Only one in 100 cloud providers meet latest EU data protection requirements

Majority of cloud providers are not yet prepared to meet the requirements of the new EU data protection regulation

The vast majority of cloud providers are not yet prepared to meet the requirements of the new EU General Data Protection Regulation that will come into effect next year to replace the EU Data Protection Directive adopted in 1995, research has revealed.

Only one out of 100 cloud service providers are ready for the new data protection directive that aims to modernise the older directive to suit the needs of the internet and cloud era. 

The new directive, which could be passed in 2014 for implementation in 2015, requires data controllers (enterprises that own the data) and data processors (such as cloud providers and datacentre hosting companies) to share the liability for data breaches and violations of the law.

The proposed regulation will apply to European businesses that process personal data and businesses outside the EU that monitor EU citizens or process personal data obtained from offering goods or services to EU citizens.

But the study of more than 7,000 cloud services by security provider Skyhigh Networks revealed that suppliers have significant issues around new regulatory requirements such as data residency, data breach detection and notification, encryption and data deletion policies (the right to be forgotten).

The hefty fines will make data protection a boardroom issue and will require companies to carefully review what they need to do to comply

“It’s staggering how few cloud providers are prepared for the new EU regulations but, fortunately, there’s still time for providers to get into shape. This means addressing a number of complex issues now, such as the right to be forgotten, as well as implementing data protection policies that meet these new standards,” said Charlie Howe, European director for Skyhigh Networks.

The latest directive is aimed at strengthening consumer and business trust in Europe’s digital economy.

“For cloud providers this will inevitably require additional resources and expenditures, but it’s a snip given the proposed penalties for violating the new laws, which can be up to 5% of a company’s annual revenue or up to €100m,” he warned.

This is in stark contrast with the 1995 Data Protection Directive, which offers no guidance on penalties. The hefty fines will make data protection a boardroom issue and will require companies to carefully review what they need to do to comply, according to some experts.

The proposed law governs how organisations treat the privacy of personal data and has far-reaching implications, experts warned.

The right to be forgotten – a massive headache

One of the most well-publicised and controversial amendments to the new regulation is the right to be forgotten – where individuals have the civil right to request that personal information be removed from the internet. “It is a complex issue but, given the media interest surrounding it, one that’s unlikely to blindside cloud providers,” Howe said.

“Still, when you consider that the average organisation uses 738 cloud services, complying with this requirement presents some unique challenges. A big problem is that 63% of cloud providers maintain data indefinitely or have no provisions for data retention in their terms and conditions,” he added.

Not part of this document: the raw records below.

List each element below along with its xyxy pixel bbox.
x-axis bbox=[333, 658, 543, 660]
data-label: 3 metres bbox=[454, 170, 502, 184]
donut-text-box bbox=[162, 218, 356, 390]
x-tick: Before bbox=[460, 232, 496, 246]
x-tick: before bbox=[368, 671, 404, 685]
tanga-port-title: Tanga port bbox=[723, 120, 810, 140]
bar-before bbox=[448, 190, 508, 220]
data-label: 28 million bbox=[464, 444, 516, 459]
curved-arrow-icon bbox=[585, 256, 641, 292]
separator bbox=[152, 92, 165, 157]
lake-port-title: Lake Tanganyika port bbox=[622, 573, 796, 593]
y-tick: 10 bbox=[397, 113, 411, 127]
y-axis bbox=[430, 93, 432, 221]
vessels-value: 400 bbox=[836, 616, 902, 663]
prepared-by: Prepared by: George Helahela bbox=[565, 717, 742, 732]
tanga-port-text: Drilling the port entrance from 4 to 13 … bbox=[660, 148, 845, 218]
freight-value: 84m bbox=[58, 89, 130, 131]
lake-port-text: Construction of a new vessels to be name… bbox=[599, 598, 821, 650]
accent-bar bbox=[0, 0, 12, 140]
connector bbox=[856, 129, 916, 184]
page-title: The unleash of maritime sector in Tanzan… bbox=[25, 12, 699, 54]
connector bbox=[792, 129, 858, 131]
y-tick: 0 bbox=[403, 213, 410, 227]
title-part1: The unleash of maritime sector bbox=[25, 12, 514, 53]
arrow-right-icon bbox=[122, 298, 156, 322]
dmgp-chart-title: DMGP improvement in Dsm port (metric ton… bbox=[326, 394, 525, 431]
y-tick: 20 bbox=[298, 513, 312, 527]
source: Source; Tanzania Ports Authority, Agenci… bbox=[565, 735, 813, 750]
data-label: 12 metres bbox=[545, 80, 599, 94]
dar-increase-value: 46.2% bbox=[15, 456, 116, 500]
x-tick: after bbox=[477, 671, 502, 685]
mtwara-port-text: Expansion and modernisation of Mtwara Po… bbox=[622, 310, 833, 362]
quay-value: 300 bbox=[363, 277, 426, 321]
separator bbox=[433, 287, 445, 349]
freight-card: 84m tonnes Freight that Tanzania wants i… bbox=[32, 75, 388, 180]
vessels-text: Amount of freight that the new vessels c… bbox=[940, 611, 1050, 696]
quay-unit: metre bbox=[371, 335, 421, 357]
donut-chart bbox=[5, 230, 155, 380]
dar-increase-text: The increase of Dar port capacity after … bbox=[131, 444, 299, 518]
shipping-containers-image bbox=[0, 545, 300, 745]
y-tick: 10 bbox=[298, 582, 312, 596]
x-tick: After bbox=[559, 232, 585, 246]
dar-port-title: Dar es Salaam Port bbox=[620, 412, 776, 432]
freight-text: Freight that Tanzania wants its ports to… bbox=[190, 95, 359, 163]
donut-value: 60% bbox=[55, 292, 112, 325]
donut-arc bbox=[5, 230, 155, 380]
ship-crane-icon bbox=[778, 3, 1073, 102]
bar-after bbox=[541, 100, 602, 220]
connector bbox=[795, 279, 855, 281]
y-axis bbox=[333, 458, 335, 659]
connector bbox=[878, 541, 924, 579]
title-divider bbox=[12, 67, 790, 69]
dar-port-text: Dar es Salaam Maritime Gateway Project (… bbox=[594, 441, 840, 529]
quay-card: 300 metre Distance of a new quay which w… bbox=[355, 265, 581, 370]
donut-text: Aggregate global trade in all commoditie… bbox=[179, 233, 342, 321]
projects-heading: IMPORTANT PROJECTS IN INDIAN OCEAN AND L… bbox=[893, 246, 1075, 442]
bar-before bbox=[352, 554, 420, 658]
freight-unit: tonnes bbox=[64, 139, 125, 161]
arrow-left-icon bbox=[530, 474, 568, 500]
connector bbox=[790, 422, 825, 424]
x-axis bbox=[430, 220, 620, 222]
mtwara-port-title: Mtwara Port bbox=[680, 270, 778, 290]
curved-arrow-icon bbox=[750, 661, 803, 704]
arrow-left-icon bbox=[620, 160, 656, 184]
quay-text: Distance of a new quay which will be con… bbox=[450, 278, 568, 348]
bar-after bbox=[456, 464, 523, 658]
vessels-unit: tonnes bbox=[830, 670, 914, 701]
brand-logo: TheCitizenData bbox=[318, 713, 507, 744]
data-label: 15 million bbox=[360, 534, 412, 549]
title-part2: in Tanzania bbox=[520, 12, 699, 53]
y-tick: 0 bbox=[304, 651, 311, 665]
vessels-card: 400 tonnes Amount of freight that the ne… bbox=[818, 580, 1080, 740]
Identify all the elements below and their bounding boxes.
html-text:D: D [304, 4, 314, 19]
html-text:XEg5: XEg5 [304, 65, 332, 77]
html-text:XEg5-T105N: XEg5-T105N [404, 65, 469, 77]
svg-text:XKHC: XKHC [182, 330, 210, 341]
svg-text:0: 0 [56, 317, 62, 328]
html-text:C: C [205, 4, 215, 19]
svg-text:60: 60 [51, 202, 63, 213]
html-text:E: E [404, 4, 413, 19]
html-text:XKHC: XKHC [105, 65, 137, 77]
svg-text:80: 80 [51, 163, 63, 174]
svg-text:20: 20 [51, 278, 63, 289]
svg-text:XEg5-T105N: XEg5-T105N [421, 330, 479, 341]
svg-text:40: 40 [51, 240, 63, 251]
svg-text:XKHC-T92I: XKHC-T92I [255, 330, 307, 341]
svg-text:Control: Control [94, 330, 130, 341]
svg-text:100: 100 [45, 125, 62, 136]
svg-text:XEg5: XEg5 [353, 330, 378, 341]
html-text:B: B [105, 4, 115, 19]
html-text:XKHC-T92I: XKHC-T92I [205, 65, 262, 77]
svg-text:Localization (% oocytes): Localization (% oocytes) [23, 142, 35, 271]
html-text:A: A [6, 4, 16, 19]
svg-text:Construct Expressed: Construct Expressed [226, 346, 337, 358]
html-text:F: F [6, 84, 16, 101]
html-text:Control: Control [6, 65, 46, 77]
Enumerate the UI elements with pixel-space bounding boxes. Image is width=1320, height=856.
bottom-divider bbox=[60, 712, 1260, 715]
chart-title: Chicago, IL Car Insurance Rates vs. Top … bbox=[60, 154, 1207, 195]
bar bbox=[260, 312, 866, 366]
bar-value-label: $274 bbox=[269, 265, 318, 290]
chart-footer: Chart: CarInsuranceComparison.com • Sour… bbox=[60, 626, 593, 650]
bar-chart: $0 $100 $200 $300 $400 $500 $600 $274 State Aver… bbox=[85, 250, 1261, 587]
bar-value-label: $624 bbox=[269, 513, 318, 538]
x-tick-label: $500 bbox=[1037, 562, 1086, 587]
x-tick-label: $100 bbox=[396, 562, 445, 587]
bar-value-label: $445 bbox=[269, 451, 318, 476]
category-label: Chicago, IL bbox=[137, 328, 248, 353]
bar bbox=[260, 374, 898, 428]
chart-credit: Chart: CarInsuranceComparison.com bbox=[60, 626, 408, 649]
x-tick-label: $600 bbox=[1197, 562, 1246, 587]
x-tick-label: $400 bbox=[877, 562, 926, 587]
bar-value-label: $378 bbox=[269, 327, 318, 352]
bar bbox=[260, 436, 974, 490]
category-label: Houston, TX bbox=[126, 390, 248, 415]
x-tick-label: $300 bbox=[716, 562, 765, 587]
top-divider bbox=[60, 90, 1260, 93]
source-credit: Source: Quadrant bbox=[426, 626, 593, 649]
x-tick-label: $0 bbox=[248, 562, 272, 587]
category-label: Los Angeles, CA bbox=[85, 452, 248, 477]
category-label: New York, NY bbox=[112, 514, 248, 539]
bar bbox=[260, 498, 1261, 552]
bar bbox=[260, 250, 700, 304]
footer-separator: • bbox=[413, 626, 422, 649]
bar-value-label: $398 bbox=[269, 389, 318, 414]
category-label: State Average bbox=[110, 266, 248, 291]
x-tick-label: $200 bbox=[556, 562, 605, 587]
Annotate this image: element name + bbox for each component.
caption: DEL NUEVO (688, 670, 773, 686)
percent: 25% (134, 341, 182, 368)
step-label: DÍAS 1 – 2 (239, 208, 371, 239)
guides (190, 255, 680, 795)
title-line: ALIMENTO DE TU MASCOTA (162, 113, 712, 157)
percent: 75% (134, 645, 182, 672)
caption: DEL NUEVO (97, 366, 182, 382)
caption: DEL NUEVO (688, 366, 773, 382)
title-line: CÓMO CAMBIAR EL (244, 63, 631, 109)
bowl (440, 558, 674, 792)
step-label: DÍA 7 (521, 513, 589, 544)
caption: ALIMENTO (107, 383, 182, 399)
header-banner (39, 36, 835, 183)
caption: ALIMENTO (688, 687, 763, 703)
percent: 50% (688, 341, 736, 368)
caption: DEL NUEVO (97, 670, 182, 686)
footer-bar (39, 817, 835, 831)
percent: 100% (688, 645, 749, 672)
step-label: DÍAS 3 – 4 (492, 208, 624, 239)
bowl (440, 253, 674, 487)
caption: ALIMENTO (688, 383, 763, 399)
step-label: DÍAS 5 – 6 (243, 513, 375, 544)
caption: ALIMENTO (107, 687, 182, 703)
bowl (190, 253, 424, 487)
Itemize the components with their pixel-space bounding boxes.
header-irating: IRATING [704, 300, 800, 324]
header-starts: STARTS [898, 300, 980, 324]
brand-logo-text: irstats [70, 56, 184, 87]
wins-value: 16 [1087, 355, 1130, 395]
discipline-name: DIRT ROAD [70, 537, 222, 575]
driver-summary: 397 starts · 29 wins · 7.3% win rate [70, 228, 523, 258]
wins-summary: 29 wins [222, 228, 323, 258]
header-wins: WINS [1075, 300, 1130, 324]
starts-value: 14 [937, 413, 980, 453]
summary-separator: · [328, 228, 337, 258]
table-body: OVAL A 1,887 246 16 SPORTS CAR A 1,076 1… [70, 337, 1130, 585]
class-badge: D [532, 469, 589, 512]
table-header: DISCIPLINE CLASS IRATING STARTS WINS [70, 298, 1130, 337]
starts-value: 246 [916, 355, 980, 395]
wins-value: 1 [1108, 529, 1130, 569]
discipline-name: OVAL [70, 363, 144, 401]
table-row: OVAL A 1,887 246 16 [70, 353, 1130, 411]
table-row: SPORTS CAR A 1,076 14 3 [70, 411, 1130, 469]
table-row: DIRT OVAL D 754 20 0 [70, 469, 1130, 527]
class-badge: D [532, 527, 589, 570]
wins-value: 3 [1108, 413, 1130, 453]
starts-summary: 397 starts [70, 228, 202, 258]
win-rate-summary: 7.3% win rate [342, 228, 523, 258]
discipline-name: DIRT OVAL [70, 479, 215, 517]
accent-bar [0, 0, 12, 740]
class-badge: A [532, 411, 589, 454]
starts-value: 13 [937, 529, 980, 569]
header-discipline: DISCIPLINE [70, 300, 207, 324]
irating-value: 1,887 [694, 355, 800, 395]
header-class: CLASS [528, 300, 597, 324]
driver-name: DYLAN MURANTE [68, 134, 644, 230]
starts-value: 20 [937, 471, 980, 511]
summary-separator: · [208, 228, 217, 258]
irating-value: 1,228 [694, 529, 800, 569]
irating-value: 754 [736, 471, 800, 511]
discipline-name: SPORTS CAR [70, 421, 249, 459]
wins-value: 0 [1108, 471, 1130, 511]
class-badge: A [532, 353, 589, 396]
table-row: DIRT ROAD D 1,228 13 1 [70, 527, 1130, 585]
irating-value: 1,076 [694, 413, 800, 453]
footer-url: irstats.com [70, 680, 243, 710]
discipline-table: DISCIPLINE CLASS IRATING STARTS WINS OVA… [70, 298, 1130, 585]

On top of this, another 23% of cloud providers maintain the right to share data with another third party in their terms and conditions, making it even more difficult to ensure all copies are deleted, the study found.

“It’s fair to say that the right to be forgotten could turn out to be a massive headache for many organisations – cloud service providers themselves and those companies using these services – it’s not just an issue for Google,” Howe said.

The study also revealed that only 11 countries satisfy EU privacy requirements around data residency.

The regulation requires that enterprises do not store in or transfer data through countries outside the European Economic Area that do not have equivalently strong data protection standards. 

The data residency requirements also apply to cloud providers with datacentres around the world, which in the normal course of operation may transfer and store data in countries that do not meet European privacy rules.

The US, where the majority (67%) of all cloud datacentres are headquartered, is not among these 11 countries.

Data residency will be a significant issue for cloud services when the new regulations come into force – especially as only 8.9% of US providers have the Safe Harbor Certification, which provides exemption to these regulations, according to Skyhigh Networks.

“A draft version of the new regulation would require organisations to notify EU regulatory authorities within 24 hours of a data breach, even if the breach occurs in a third-party cloud service. The problem arises from the fact that many cloud providers expressly put the responsibility on the customer to detect breaches and this can be an impossible task,” said Howe.

“Some existing regulations, including the UK General Data Protection Regulation and France Data Protection Act, allow organisations to circumvent breach notification requirements if data is made inaccessible to third parties using encryption. Unfortunately, only 1.2% of cloud providers today provide the tenant-managed encryption keys required to do so,” he added.

Existing European data privacy laws also require that organisations take steps to protect personal information. For instance, the France data protection authority CNIL recommends strong passwords, secure workstations, network security and information security training.

“The challenge is that not all cloud providers offer tools to secure data natively. In fact, only 2.9% of cloud services enforce secure passwords.

"The General Data Protection Regulation does not come into effect until 2015, but there’s some serious work to do before that,” Howe concluded.